Here in child class Program1, the keyword base represents the parent class.

When instance p1 created, it calls Program1 constructor followed by Program constructor by passing argument b, which is 10.

Here, variable b defined can also access within the child class.

Implementing C# Inheritance in Real-time

In real-time, we come across the word entity, which is nothing but an object, and the data collected about that object. The entity is always associated with specific attributes.

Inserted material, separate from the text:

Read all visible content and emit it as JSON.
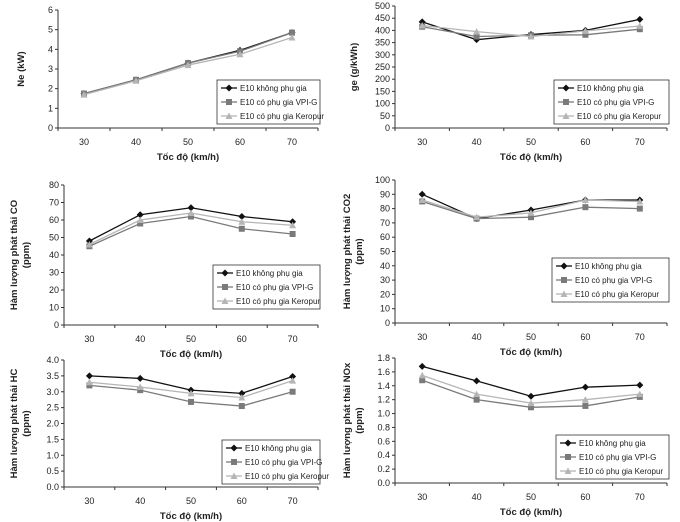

An application can create by establishing a relation among different entities. For example, if we need to develop an application for school, 

Student, Teaching staff, Non-teaching staff, Temporary staff would be the entities in general.

There will be some common attributes maintained for each entity.

C# Inheritance 7

Id, Name, Address, Phone are the common attributes for all the entities. So with those four entities, we can create a class called a person and make it a parent class to all.

In the same way, coming to the staff class, salary and designation would be the attributes. Staff class can be useful as a parent for both teaching and non-teaching staff.

The above image depicts the way of implementing the concept of inheritance in developing a C# school application.